On March 27 this year, Sao Tome and Principe took a big step to make its education system more equitable: following support and advocacy from GPE, the government overturned a Disciplinary Act prohibiting pregnant girls in the third month of pregnancy from attending classes or school activities.

The 2006 ministerial regulation mandated these girls to attend night school until the end of their pregnancy. The same sanction applied to male students involved in the pregnancies.

The removal of this act is an important step in the right direction, and for investing in girls and gender equality in the country.

Girls in Sao Tome face difficult odds

With a population of about 200,000, Sao Tome and Principe has a high adolescent fertility rate: 93 births per 1,000 women aged 15 to 19 years (compared for example to 68 in South Africa or 61 in Sudan).

This means that 86% of adolescent girls are at risk of or are dropping out of school, which exacerbates existing poverty-driven inequalities in the country.

In the poorest districts of Lobata, Lembá, and Cantagalo for example, between 13% and 15% of adolescent girls are already married and have already given birth.

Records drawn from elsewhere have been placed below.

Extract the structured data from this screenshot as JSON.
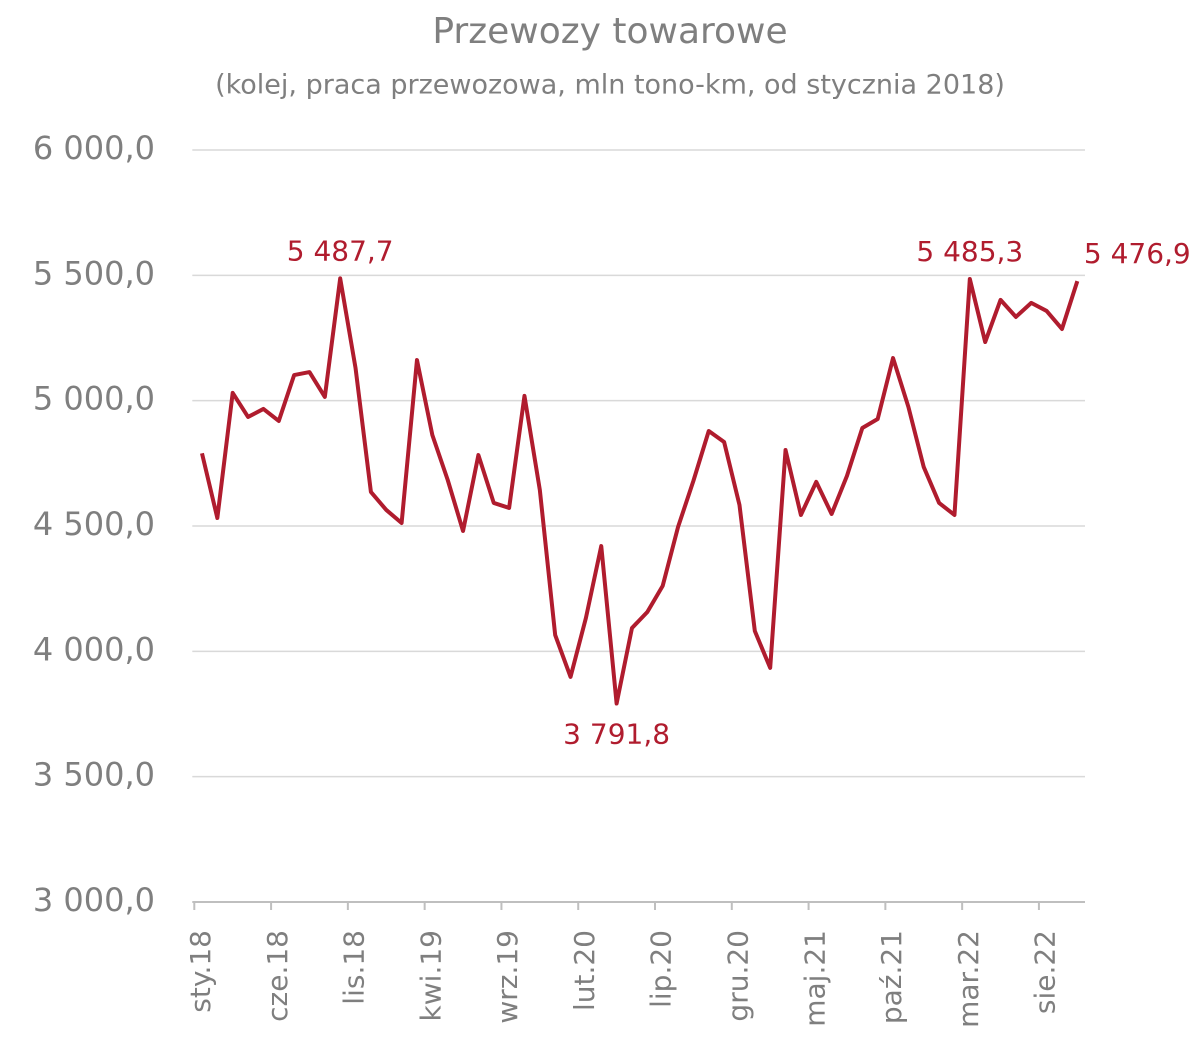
{
  "chart_data": {
    "type": "line",
    "title": "Przewozy towarowe",
    "subtitle": "(kolej, praca przewozowa, mln tono-km, od stycznia 2018)",
    "categories": [
      "sty.18",
      null,
      null,
      null,
      null,
      "cze.18",
      null,
      null,
      null,
      null,
      "lis.18",
      null,
      null,
      null,
      null,
      "kwi.19",
      null,
      null,
      null,
      null,
      "wrz.19",
      null,
      null,
      null,
      null,
      "lut.20",
      null,
      null,
      null,
      null,
      "lip.20",
      null,
      null,
      null,
      null,
      "gru.20",
      null,
      null,
      null,
      null,
      "maj.21",
      null,
      null,
      null,
      null,
      "paź.21",
      null,
      null,
      null,
      null,
      "mar.22",
      null,
      null,
      null,
      null,
      "sie.22",
      null,
      null
    ],
    "series": [
      {
        "name": "Przewozy towarowe",
        "color": "#b01c2e",
        "values": [
          4790,
          4532,
          5031,
          4935,
          4967,
          4919,
          5102,
          5114,
          5015,
          5487.7,
          5130,
          4636,
          4564,
          4512,
          5162,
          4863,
          4684,
          4480,
          4783,
          4592,
          4572,
          5019,
          4644,
          4065,
          3898,
          4133,
          4420,
          3791.8,
          4093,
          4157,
          4261,
          4496,
          4680,
          4879,
          4835,
          4584,
          4081,
          3934,
          4803,
          4544,
          4676,
          4548,
          4700,
          4891,
          4927,
          5170,
          4975,
          4735,
          4592,
          4544,
          5485.3,
          5234,
          5402,
          5334,
          5390,
          5358,
          5286,
          5476.9
        ],
        "value_labels": [
          null,
          null,
          null,
          null,
          null,
          null,
          null,
          null,
          null,
          "5 487,7",
          null,
          null,
          null,
          null,
          null,
          null,
          null,
          null,
          null,
          null,
          null,
          null,
          null,
          null,
          null,
          null,
          null,
          "3 791,8",
          null,
          null,
          null,
          null,
          null,
          null,
          null,
          null,
          null,
          null,
          null,
          null,
          null,
          null,
          null,
          null,
          null,
          null,
          null,
          null,
          null,
          null,
          "5 485,3",
          null,
          null,
          null,
          null,
          null,
          null,
          "5 476,9"
        ]
      }
    ],
    "ylim": [
      3000,
      6000
    ],
    "yticks": [
      {
        "value": 3000,
        "label": "3 000,0"
      },
      {
        "value": 3500,
        "label": "3 500,0"
      },
      {
        "value": 4000,
        "label": "4 000,0"
      },
      {
        "value": 4500,
        "label": "4 500,0"
      },
      {
        "value": 5000,
        "label": "5 000,0"
      },
      {
        "value": 5500,
        "label": "5 500,0"
      },
      {
        "value": 6000,
        "label": "6 000,0"
      }
    ],
    "grid": true
  }
}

There, 44% of women from the poorest households were married before turning 18, compared to only 16% of women from the wealthiest households (INE, 2012).

We know that the benefits of keeping girls in school and learning are many for the girls themselves, and also for their communities. Each additional year of schooling increases a woman’s earnings, which reduces poverty. Additionally, educating girls results in lower child and maternal mortality rates.

Despite these benefits, available evidence suggests that girls face numerous challenges in staying in school and continuing their studies. Adolescent mothers are more likely to die during childbirth and have children with lower birth weight that are more likely to be stunted due to lack of nutrition, and in turn, be at a disadvantage from the very early years of their life.

New GPE funding to support gender equality in Sao Tome

Now that the Disciplinary Act has been revoked, there is still more work to do to support the country in educating adolescent girls. The COVID-19 pandemic has reached the island, with 746 infections and 14 deaths due to the coronavirus as of July 20. Schools have been closed since March 20 and the country plans to reopen them on September 8.

As history has shown during the Ebola crisis, girls who are out of school for prolonged periods are at higher risk of early marriage, gender violence and pregnancy.

Using an accelerated process, GPE recently allocated a US$750,000 COVID-19 grant to the country to support, among other things, activities to encourage children to return to school, a gender violence awareness campaign and the distribution of hygiene kits for adolescent girls.

Another GPE grant of US$2.5 million was just approved for Sao Tome and Principe, to support the Girls’ Empowerment and Quality Education for All program, alongside funding from IDA. The program seeks to empower girls and tackle learning poverty among the most vulnerable groups.

It will address issues around provision of safe learning spaces, working with families and communities to empower girls and equip them with the life skills they need in order to take control over their life choices.

The funding will support activities that strive to make schools free of sexual harassment, sexual exploitation and child abuse in all its forms. The key objective is to foster behavioral changes in both boys and girls in the third cycle of basic education and secondary education.

Giving girls in Sao Tome more agency

The new policy will need to be disseminated to all schools and interventions for girls’ empowerment promoted. This includes shifting norms that limit girls and women, providing safer learning spaces for girls, and gender-responsive educational materials and teacher training.

As healthcare services are expected to be disrupted in the coming months, it will be particularly important to continue implementing the sexual and reproductive health curricula.